Proposition 2: The relation $x \, \sim_\gamma \, y$ is an equivalence relation on $X$.
Proof
Since the singleton space is always connected, the relation is reflexive. Since conjunction is commutative, the relation is symmetric. To show it is transitive, let $x,y \in A$, $y,z \in B$ with both $A$ and $B$ connected subspaces of $X$. Observe that the point $y$ belongs to both the sets $A$ and $B$. Transitivity, $x \, \sim_\gamma \, z$, will be established once we show that $C = A \cup B$ is connected.
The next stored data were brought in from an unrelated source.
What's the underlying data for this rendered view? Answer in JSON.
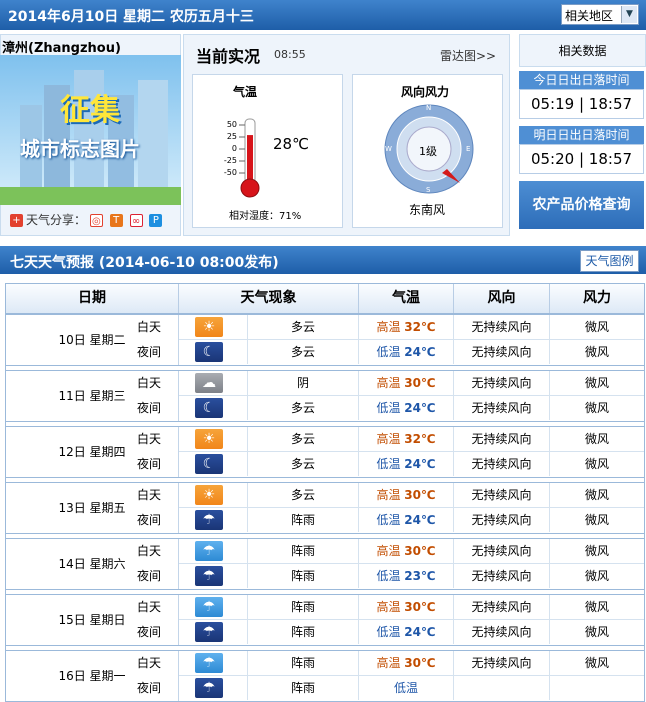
{
  "topbar": {
    "date_text": "2014年6月10日  星期二   农历五月十三",
    "region_label": "相关地区"
  },
  "city": {
    "name": "漳州(Zhangzhou)"
  },
  "banner": {
    "title": "征集",
    "subtitle": "城市标志图片"
  },
  "share": {
    "label": "天气分享："
  },
  "current": {
    "title": "当前实况",
    "time": "08:55",
    "radar": "雷达图>>",
    "temp_title": "气温",
    "temp_value": "28℃",
    "temp_fraction": 0.78,
    "scale": [
      "50",
      "25",
      "0",
      "-25",
      "-50"
    ],
    "humidity": "相对湿度：71%",
    "wind_title": "风向风力",
    "wind_level": "1级",
    "wind_dir": "东南风",
    "compass": {
      "n": "N",
      "e": "E",
      "s": "S",
      "w": "W"
    }
  },
  "related": {
    "title": "相关数据",
    "today_label": "今日日出日落时间",
    "today_sunrise": "05:19",
    "today_sunset": "18:57",
    "tomorrow_label": "明日日出日落时间",
    "tomorrow_sunrise": "05:20",
    "tomorrow_sunset": "18:57",
    "price_button": "农产品价格查询"
  },
  "forecast": {
    "title": "七天天气预报  (2014-06-10 08:00发布)",
    "legend_button": "天气图例",
    "headers": [
      "日期",
      "天气现象",
      "气温",
      "风向",
      "风力"
    ],
    "days": [
      {
        "date": "10日 星期二",
        "day": {
          "period": "白天",
          "icon": "partly-cloudy-day-icon",
          "weather": "多云",
          "tlabel": "高温",
          "temp": "32℃",
          "wind_dir": "无持续风向",
          "wind_force": "微风"
        },
        "night": {
          "period": "夜间",
          "icon": "partly-cloudy-night-icon",
          "weather": "多云",
          "tlabel": "低温",
          "temp": "24℃",
          "wind_dir": "无持续风向",
          "wind_force": "微风"
        }
      },
      {
        "date": "11日 星期三",
        "day": {
          "period": "白天",
          "icon": "overcast-icon",
          "weather": "阴",
          "tlabel": "高温",
          "temp": "30℃",
          "wind_dir": "无持续风向",
          "wind_force": "微风"
        },
        "night": {
          "period": "夜间",
          "icon": "partly-cloudy-night-icon",
          "weather": "多云",
          "tlabel": "低温",
          "temp": "24℃",
          "wind_dir": "无持续风向",
          "wind_force": "微风"
        }
      },
      {
        "date": "12日 星期四",
        "day": {
          "period": "白天",
          "icon": "partly-cloudy-day-icon",
          "weather": "多云",
          "tlabel": "高温",
          "temp": "32℃",
          "wind_dir": "无持续风向",
          "wind_force": "微风"
        },
        "night": {
          "period": "夜间",
          "icon": "partly-cloudy-night-icon",
          "weather": "多云",
          "tlabel": "低温",
          "temp": "24℃",
          "wind_dir": "无持续风向",
          "wind_force": "微风"
        }
      },
      {
        "date": "13日 星期五",
        "day": {
          "period": "白天",
          "icon": "partly-cloudy-day-icon",
          "weather": "多云",
          "tlabel": "高温",
          "temp": "30℃",
          "wind_dir": "无持续风向",
          "wind_force": "微风"
        },
        "night": {
          "period": "夜间",
          "icon": "shower-night-icon",
          "weather": "阵雨",
          "tlabel": "低温",
          "temp": "24℃",
          "wind_dir": "无持续风向",
          "wind_force": "微风"
        }
      },
      {
        "date": "14日 星期六",
        "day": {
          "period": "白天",
          "icon": "shower-day-icon",
          "weather": "阵雨",
          "tlabel": "高温",
          "temp": "30℃",
          "wind_dir": "无持续风向",
          "wind_force": "微风"
        },
        "night": {
          "period": "夜间",
          "icon": "shower-night-icon",
          "weather": "阵雨",
          "tlabel": "低温",
          "temp": "23℃",
          "wind_dir": "无持续风向",
          "wind_force": "微风"
        }
      },
      {
        "date": "15日 星期日",
        "day": {
          "period": "白天",
          "icon": "shower-day-icon",
          "weather": "阵雨",
          "tlabel": "高温",
          "temp": "30℃",
          "wind_dir": "无持续风向",
          "wind_force": "微风"
        },
        "night": {
          "period": "夜间",
          "icon": "shower-night-icon",
          "weather": "阵雨",
          "tlabel": "低温",
          "temp": "24℃",
          "wind_dir": "无持续风向",
          "wind_force": "微风"
        }
      },
      {
        "date": "16日 星期一",
        "day": {
          "period": "白天",
          "icon": "shower-day-icon",
          "weather": "阵雨",
          "tlabel": "高温",
          "temp": "30℃",
          "wind_dir": "无持续风向",
          "wind_force": "微风"
        },
        "night": {
          "period": "夜间",
          "icon": "shower-night-icon",
          "weather": "阵雨",
          "tlabel": "低温",
          "temp": "",
          "wind_dir": "",
          "wind_force": ""
        }
      }
    ]
  }
}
Recall that the following is equivalent to saying that a topological space $G$ is connected:
$\quad$ All continuous functions from $G$ to $\{0,1\}$ are constant, $\qquad$ $\qquad$ $\qquad$$ \qquad$ $\text{(1)}$
$\quad$ where $\{0,1\}$ is the two-point space endowed with the discrete topology.
To now show that $A \cup B$ is connected, you can check this out. $\qquad \blacksquare$
Now this is exciting! We now know that we can partition $X$ and if two points belong to the same block a connected subspace of $X$ can be found that contains both of these points. In fact, starting with any point $x$, it is easy to see that the union of all connected subspaces of $X$ that contain $x$ is precisely the block in the partition to which $x$ belongs.
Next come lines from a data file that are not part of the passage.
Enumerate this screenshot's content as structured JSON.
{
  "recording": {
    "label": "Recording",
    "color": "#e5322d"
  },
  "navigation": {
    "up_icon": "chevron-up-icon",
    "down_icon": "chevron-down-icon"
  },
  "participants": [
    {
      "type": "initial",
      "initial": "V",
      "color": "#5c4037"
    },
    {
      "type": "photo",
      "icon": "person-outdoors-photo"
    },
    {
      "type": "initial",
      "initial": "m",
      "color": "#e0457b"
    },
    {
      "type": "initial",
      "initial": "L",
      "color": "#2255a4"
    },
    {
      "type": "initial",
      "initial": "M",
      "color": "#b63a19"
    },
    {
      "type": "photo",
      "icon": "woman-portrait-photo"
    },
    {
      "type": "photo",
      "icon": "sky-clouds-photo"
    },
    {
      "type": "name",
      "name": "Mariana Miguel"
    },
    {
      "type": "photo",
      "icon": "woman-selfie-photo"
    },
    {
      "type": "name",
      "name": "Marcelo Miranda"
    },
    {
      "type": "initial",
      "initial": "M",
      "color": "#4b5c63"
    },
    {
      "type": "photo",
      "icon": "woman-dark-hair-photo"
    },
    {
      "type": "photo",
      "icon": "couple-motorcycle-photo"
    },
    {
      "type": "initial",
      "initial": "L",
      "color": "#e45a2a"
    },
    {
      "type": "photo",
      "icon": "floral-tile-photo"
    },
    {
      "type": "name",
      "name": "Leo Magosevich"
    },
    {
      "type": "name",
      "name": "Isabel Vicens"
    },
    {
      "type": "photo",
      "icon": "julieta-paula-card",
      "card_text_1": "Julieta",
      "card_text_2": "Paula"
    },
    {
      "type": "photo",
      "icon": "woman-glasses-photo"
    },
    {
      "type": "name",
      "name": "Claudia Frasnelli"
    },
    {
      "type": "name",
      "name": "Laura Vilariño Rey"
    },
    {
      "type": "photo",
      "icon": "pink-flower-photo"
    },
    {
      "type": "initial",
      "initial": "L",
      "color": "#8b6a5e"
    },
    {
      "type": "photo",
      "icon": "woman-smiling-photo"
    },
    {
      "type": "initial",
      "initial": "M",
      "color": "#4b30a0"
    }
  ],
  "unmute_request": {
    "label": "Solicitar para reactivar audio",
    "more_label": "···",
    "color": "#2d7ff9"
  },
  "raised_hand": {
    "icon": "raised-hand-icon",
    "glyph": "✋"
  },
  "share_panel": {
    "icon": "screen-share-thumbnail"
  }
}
With this approach we have partitioned $X$ but we have not yet shown that the blocks are connected.
Exercise 1: Using $\text{(1)}$, show that each block of the partition is connected (Hint: start with any point $x$ in the block).
So now we can call these blocks the connected components of $X$.
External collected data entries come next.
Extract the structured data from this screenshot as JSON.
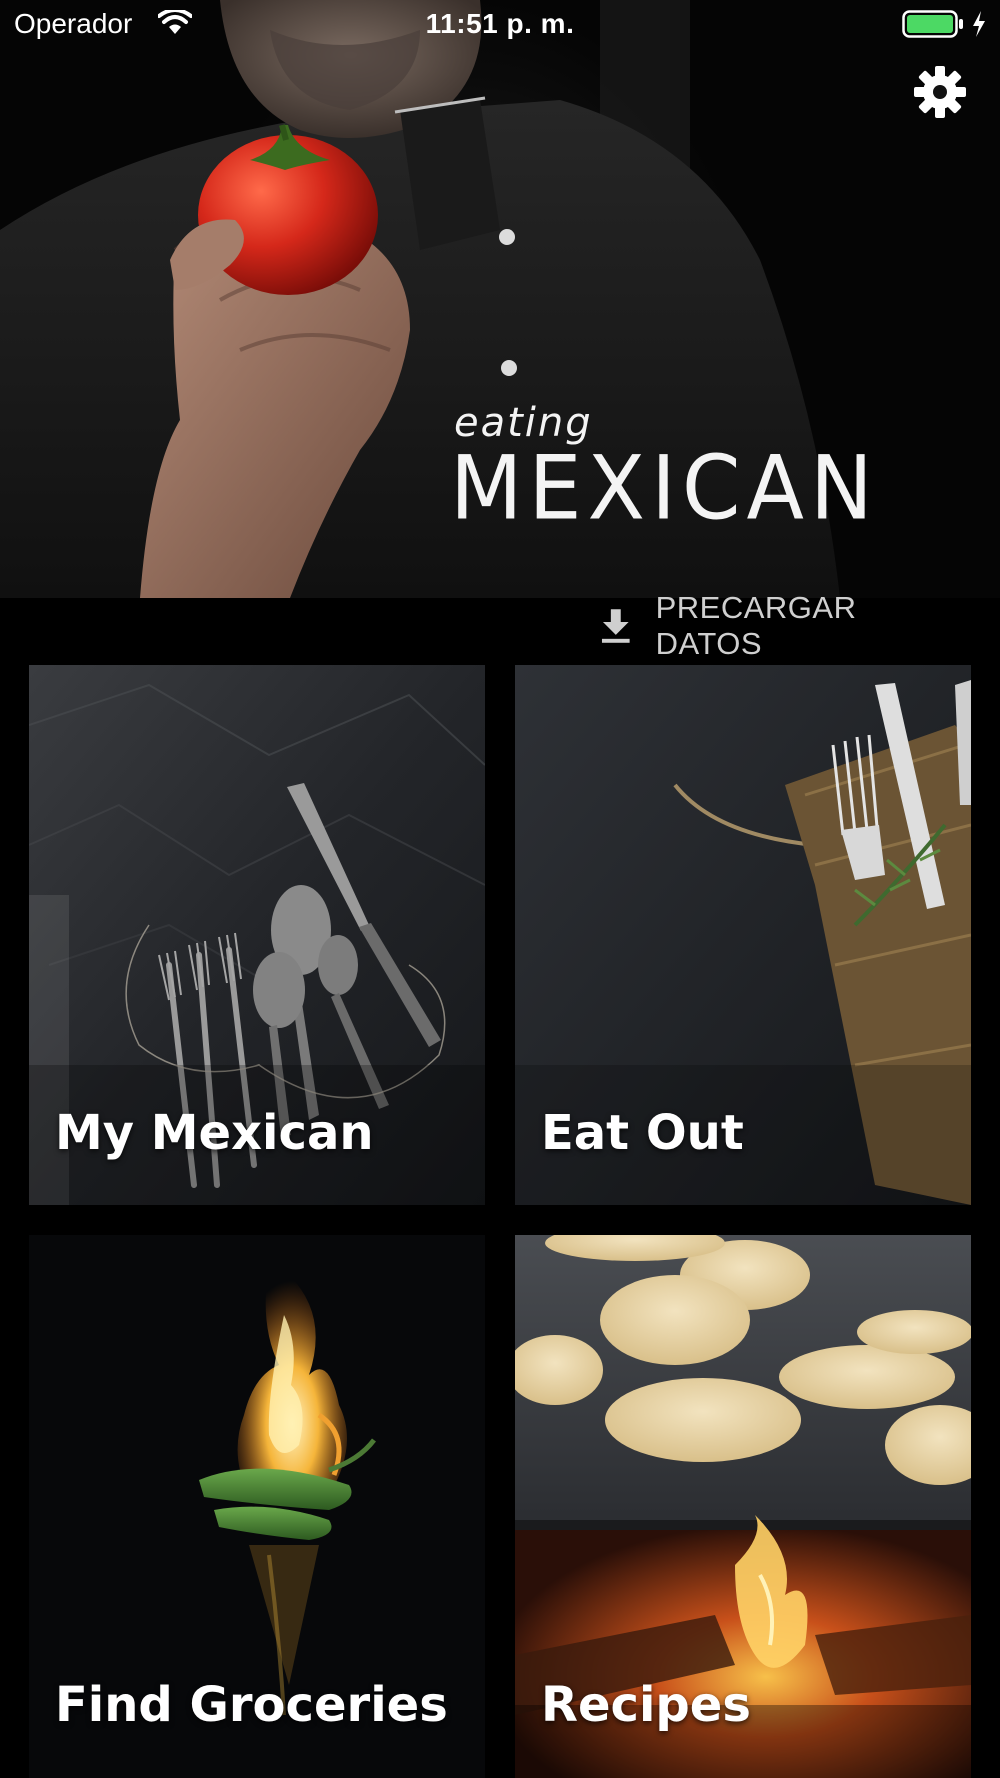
{
  "status_bar": {
    "carrier": "Operador",
    "time": "11:51 p. m.",
    "battery_color": "#4cd964"
  },
  "header": {
    "logo_small": "eating",
    "logo_large": "MEXICAN",
    "settings_icon": "gear-icon"
  },
  "preload": {
    "icon": "download-icon",
    "label": "PRECARGAR DATOS"
  },
  "tiles": [
    {
      "label": "My Mexican",
      "image": "cutlery-on-crumpled-paper"
    },
    {
      "label": "Eat Out",
      "image": "fork-knife-in-burlap"
    },
    {
      "label": "Find Groceries",
      "image": "flaming-green-chilies"
    },
    {
      "label": "Recipes",
      "image": "tortillas-on-griddle-over-fire"
    }
  ]
}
From the arguments above, no connected component can be a proper subset of a connected set.
The above can be abstracted into a general set theory argument.
Proposition: Let $(U_i)_{\, i \in I}$ a family of nonempty subsets of $X$ the union of which is all of $X$. There exists a unique partition $\hat I$ of $I$ so that with
$\quad \hat U_\iota = \bigcup_{i \in \iota} \, U_i \text{, } \iota \in \hat I$
the following conditions are satisfied:
$\tag 1 \text{For all } i\in I \text{ there exists } \iota \in \hat I \text{ with } U_i\subset \hat U_\iota$
$\tag 2 \text{For all } \mu \in \hat I \text{, } \nu \in \hat I \text{ with } \mu \ne \nu \text{, } \hat U_\mu \cap \hat U_\nu = \emptyset$
$\tag 3 \text{For all } i, j \in I \text{, if } U_i \cap U_j \ne \emptyset \text{ then there exists an } \iota \in \hat I \text{ with } U_i \cup U_j \subset \hat U_\iota $
Proof
Define the relation $i \sim j$ on $I$ if, letting ${U_k}_1 = U_i$ and ${U_k}_n = U_j$, there exists a finite $n \text{-}$chain
$\tag 4 ({U_k}_1, {U_k}_2,{U_k}_3,\dots,{U_k}_{n-1},{U_k}_n)$
with ${U_k}_m \cap {U_k}_{m+1} \ne \emptyset$ for $1 \le m \le n - 1$. It is easy to see that $\sim$ is an equivalence relation and the rest of argument follows a natural path. $\qquad \blacksquare$
Note that it is certainly possible that all the $U_i$ get combined together into the set $X$ itself.
I felt compelled to add this when I looked at A union represented as a disjoint union: weaker than choice?. The AOC is not necessary here, but of course the partition on $X$ is completely different.
Let's call our space $S$. For any $x\in S,$ we can define $C_x$, the connected component of $x$, to be the $\subseteq$-greatest connected subset $A$ of $S$ such that $x\in A.$ Put another way, $C_x$ is the union of all connected subsets of $S$ containing $x$ as an element--we can show that such a union is connected in various ways.
Then $x\sim y$ if and only if $y\in C_x$. Clearly, $x\in C_x$, so $x\sim x$.
If $x\sim y$, then $C_x$ is a connected set containing $y$, so $C_x\subseteq C_y$ (since $C_y$ is the $\subseteq$-greatest subset of $S$ containing $y$), and so $x\in C_y$, meaning $y\sim x$.
If $x\sim y$ and $y\sim z$, then $y\in C_x$ and $z\in C_y$. As with the symmetry proof, we then have $C_x\subseteq C_y$ and $C_y\subseteq C_z$, so it follows that $x\in C_z$. But then $C_z$ is a connected set containing $x$, so $C_z\subseteq C_x$, and so $z\in C_x$, meaning $x\sim z$.